Mm… but one long-tailed tit remembered about the little tray feeder on the branches of my tiny Acer beside the pond. I so love to see the birds weave their way through its branches down to the ground. Ah... but it got there to find no sunflower hearts in the feeders! Oops.. once it left I quickly went out and topped it up again.

The peanuts on the pine tree are a popular fast food spot too. The long-tailed tits were having tasters of almost all the food on offer today including the apples on my obelisks! That was odd to see when the blackbirds had been eating from them just before.

Ah… but I do believe we had a surprise visitor (the second ever sighting) bouncing quickly through the branches of my small pine tree this afternoon. I can’t be sure until I catch it on film. Mm… maybe its time for a guessing game now…

All photos above were taken in my garden, through a window, on January 4th 2009.

Saturday, 3 January 2009

Twenty-one +

No, not my age but my count from the garden for “the number of different species seen or heard in the wild, in Britain, between 00.00 on 25th December (i.e. midnight on Christmas Eve) and 24.00 on 1st January (i.e midnight at the end of New Year's Day). Escapes, cagebirds, birds in a zoo, the Christmas turkey do not count - everything else does” as challenged by Border Reiver at Quicksilverbirds. Mm… I missed the part about being heard although my experience in identifying a bird by its call is seriously minimal! However, I was delighted that the wren made an appearance in the time slot and again today.
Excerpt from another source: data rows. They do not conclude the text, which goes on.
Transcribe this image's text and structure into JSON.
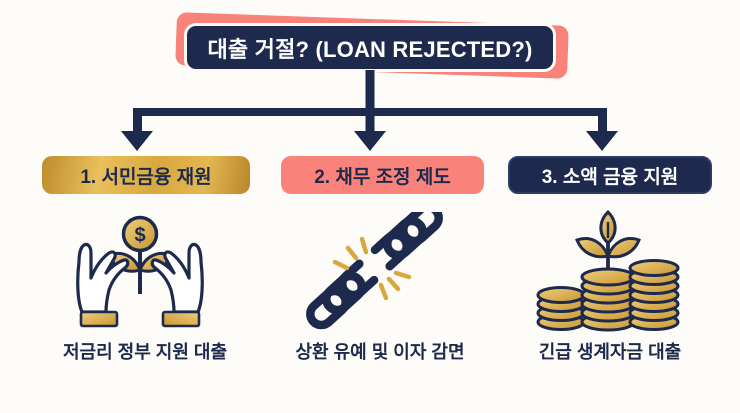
{
  "title": {
    "label": "대출 거절? (LOAN REJECTED?)"
  },
  "branches": [
    {
      "label": "1. 서민금융 재원",
      "caption": "저금리 정부 지원 대출",
      "icon": "hands-holding-money-plant-icon",
      "label_bg": "#D8A83F",
      "label_color": "#1E2A4D"
    },
    {
      "label": "2. 채무 조정 제도",
      "caption": "상환 유예 및 이자 감면",
      "icon": "broken-chain-icon",
      "label_bg": "#F9837B",
      "label_color": "#1E2A4D"
    },
    {
      "label": "3. 소액 금융 지원",
      "caption": "긴급 생계자금 대출",
      "icon": "coin-stacks-sprout-icon",
      "label_bg": "#1E2A4D",
      "label_color": "#FFFFFF"
    }
  ],
  "colors": {
    "navy": "#1E2A4D",
    "coral": "#F9827A",
    "gold": "#D8A83F",
    "gold_light": "#EECF7A",
    "background": "#FDFCF8",
    "title_text": "#FFFFFF"
  },
  "coin_symbol": "$"
}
The tiny Wren’s appearance around my pond this morning has given a wonderful start for bird photos from my garden in 2009! I know they aren’t as sharp as they could have been. My camera had been on my tripod and I had been experimenting with a faster ISO setting (1600) as it was dark in this area earlier on and when the wren came along I forgot to change it I just started snapping. All the photos below were taken through my window.

The wren was so fast that to be completely honest when I finished taking my photos I actually felt a little dizzy! Oh… but even though they aren’t the best shots I am thrilled with them as they completely show the wonderful hide and seek character of this delightful little bird. It hides from us and it seeks out the insects around the waters edge of the pond.

Sorry… I was posting on my bird species count. Okay, in my garden I saw:

Blue tit, Great tit, Coal tit, Long-tailed tit
Chaffinch, Greenfinch, Goldfinch, Siskin
Blackbird, Robin, Dunnock, Wren
House sparrow, Starling, Collared Dove, Woodpigeon
Sparrowhawk, Jackdaw (Total 18)

Flying over the garden Herring gulls, Rooks and Pink footed geese were seen. We also saw one of the biggest flocks of Jackdaws I have ever seen (25-30) and one also made it into the garden staking out the peanut feeders! So the ‘from the garden’ count ended at 21.

I haven’t been out and about much over the Christmas period but one trip out saw a Buzzard on a tree over looking a busy road and large flocks of both Pink footed and Graylag geese were seen in fields with smaller flocks of pheasants in other fields more into the countryside. Not sure if we saw partridges too so won’t count them. So ‘out of the garden’ my brief trip took in 4 more species just by looking out the car window.

Final tally for my contribution to the Quicksilver Christmas Challenge is 25. Now this number is a fraction of the 90 that Border counted but as he said in his posting it really is the taking part that counts! To see other results (or add your own) go to the link above. I am more than happy with my count as I really am in no way what you’d call a birder and I’ll be completely honest and say that pre-blog I probably could only have identified only half the birds in my count and probably missed seeing some completely. Now… that is a result!

P.S. Border has just left me a comment suggesting
that if anyone who visits/comments here wishes to send him a submission, from anywhere in the World, he’d be glad to add these to the report. The more the merrier! I know I have recently discovered some new bird and nature blogs perhaps they might like to join in too. You can leave a comment on this posting. I have to be honest and say I love to read the lists and see photos of birds from outside the UK too. Sorry… perhaps I should have extended this invitation to you all earlier. Oops.

The photos above were taken in my garden on January 2nd 2009.